ECLI:NL:RBDHA:2017:14818
Rechtbank Den Haag
- Beschikking
- Rechtspraak.nl
Vervangende toestemming voor vakantie met minderjarige naar Suriname
In deze zaak heeft de rechtbank Den Haag op 15 december 2017 een beschikking gegeven naar aanleiding van een verzoek van de vader, [Y], om vervangende toestemming te verlenen voor een reis met zijn minderjarige dochter, [minderjarige], naar Suriname in de kerstvakantie van 23 december 2017 tot en met 6 januari 2018. De vader, vertegenwoordigd door zijn advocaat mr. J.A. Comley, verzocht om toestemming om met [minderjarige] op vakantie te gaan, terwijl de moeder, [X], die het eenhoofdig gezag over [minderjarige] heeft, zich hiertegen verzette.
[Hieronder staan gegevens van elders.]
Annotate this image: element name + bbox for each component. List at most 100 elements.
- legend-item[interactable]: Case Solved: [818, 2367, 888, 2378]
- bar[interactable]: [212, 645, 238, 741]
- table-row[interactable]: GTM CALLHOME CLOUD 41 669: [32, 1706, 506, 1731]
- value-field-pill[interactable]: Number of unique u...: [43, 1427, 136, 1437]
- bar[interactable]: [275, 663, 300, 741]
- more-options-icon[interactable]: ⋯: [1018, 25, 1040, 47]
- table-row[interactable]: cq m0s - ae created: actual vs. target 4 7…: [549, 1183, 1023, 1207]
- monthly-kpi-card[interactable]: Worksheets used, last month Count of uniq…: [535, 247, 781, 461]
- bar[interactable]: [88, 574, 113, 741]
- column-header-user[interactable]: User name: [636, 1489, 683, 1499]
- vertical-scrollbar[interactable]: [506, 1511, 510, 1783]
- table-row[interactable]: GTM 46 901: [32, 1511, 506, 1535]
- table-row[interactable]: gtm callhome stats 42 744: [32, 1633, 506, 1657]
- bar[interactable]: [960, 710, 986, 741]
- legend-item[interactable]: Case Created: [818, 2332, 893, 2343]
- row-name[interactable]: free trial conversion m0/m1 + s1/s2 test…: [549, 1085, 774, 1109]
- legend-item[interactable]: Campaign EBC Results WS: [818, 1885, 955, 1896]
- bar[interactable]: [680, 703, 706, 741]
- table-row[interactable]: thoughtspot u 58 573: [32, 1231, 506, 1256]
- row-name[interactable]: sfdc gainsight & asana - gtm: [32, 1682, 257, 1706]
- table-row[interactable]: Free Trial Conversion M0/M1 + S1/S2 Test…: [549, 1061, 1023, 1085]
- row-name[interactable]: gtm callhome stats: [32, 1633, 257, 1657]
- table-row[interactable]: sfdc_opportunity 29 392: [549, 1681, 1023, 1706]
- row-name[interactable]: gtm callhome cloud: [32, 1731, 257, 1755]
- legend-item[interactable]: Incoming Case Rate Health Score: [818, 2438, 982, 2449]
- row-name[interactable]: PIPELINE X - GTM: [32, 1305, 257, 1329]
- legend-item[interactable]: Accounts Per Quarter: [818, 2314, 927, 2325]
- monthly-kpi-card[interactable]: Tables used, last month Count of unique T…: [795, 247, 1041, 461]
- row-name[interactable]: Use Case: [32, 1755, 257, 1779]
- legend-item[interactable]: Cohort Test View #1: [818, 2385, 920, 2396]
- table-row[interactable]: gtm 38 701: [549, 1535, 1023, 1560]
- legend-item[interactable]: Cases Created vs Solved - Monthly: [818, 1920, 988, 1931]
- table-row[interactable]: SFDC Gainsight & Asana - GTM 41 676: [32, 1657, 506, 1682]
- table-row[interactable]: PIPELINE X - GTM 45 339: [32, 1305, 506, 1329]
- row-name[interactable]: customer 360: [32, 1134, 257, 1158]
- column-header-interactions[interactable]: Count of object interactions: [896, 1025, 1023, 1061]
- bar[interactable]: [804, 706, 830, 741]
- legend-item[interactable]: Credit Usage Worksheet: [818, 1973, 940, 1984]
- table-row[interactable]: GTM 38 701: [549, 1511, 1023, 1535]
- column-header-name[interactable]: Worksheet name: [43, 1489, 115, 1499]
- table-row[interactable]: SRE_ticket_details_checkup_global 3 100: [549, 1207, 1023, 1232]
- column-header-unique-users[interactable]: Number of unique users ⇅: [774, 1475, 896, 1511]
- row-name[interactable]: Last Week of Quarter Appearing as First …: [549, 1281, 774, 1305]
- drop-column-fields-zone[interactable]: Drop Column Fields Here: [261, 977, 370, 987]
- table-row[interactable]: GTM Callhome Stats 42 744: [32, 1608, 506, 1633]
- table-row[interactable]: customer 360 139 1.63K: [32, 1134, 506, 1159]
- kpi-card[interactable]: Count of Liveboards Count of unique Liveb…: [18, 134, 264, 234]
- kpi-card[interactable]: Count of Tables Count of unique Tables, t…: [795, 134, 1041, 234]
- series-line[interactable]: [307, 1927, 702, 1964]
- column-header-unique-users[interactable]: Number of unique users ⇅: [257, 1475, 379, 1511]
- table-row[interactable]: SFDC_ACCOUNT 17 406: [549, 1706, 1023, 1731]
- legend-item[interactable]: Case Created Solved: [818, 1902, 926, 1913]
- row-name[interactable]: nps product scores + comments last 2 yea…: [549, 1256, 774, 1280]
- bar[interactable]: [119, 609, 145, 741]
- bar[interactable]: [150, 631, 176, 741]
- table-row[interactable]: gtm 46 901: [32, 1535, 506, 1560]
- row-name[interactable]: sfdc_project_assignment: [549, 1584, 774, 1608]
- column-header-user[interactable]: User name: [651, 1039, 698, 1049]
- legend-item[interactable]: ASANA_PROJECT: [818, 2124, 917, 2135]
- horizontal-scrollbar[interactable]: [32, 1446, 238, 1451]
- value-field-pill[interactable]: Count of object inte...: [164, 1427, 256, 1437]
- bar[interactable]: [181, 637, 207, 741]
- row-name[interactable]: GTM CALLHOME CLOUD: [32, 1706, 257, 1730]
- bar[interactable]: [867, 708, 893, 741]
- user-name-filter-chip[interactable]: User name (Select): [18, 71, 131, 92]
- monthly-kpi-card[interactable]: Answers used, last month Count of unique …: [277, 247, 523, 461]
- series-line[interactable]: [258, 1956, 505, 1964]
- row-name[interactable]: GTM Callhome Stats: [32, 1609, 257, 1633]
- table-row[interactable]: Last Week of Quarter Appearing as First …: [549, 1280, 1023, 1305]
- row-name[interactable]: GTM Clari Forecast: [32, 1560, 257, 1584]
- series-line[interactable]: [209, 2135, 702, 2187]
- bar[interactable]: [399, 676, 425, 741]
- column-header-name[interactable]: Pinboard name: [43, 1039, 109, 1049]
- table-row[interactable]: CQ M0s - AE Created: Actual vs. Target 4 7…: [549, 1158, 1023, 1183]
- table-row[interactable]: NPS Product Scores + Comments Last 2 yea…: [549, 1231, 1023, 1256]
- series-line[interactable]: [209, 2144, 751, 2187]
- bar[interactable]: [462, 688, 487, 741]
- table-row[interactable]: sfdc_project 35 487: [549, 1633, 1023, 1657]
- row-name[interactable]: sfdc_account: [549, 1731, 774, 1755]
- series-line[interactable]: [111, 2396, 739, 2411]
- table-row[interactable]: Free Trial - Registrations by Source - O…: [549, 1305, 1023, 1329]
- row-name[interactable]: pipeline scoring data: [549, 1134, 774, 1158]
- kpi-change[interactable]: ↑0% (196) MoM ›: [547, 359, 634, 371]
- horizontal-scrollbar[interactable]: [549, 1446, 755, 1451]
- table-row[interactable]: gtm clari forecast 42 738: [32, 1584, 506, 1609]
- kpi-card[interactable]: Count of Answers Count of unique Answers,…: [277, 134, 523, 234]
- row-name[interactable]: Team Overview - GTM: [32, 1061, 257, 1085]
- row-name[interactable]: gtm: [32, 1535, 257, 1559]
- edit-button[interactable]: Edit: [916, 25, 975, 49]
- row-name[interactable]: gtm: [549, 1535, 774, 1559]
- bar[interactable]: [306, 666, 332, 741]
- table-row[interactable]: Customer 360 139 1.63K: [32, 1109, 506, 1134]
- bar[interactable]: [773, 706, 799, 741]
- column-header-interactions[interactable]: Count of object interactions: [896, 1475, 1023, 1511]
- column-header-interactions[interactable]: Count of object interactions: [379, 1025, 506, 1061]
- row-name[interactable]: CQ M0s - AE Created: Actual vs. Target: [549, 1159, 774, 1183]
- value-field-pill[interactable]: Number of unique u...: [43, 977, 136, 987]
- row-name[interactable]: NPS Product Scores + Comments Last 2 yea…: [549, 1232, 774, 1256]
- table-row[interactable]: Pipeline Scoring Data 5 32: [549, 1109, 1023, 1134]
De moeder, vertegenwoordigd door haar advocaat mr. M. Braat, voerde aan dat het in het belang van [minderjarige] was om in Nederland te blijven en te studeren voor haar aankomende toetsweek.
De rechtbank heeft kennisgenomen van het verzoekschrift en de standpunten van beide ouders. De minderjarige heeft zich zowel schriftelijk als in raadkamer over het verzoek uitgelaten en gaf aan veel zin te hebben in de reis. De rechtbank overwoog dat de wens van de vader om met zijn dochter op vakantie te gaan, onder de relevante wetsartikelen valt, en dat de moeder, hoewel zij het gezag uitoefent, ook de verplichting heeft om de ontwikkeling van de banden tussen [minderjarige] en haar vader te bevorderen.
Na afweging van de belangen van [minderjarige] en de argumenten van beide ouders, concludeerde de rechtbank dat het in het belang van [minderjarige] was om met haar vader op vakantie te gaan. De rechtbank verleende daarom de gevraagde vervangende toestemming voor de reis naar Suriname en voor het aanvragen van een paspoort voor [minderjarige]. De beschikking is uitvoerbaar bij voorraad verklaard, wat betekent dat de beslissing onmiddellijk van kracht is, ongeacht eventuele hoger beroep procedures.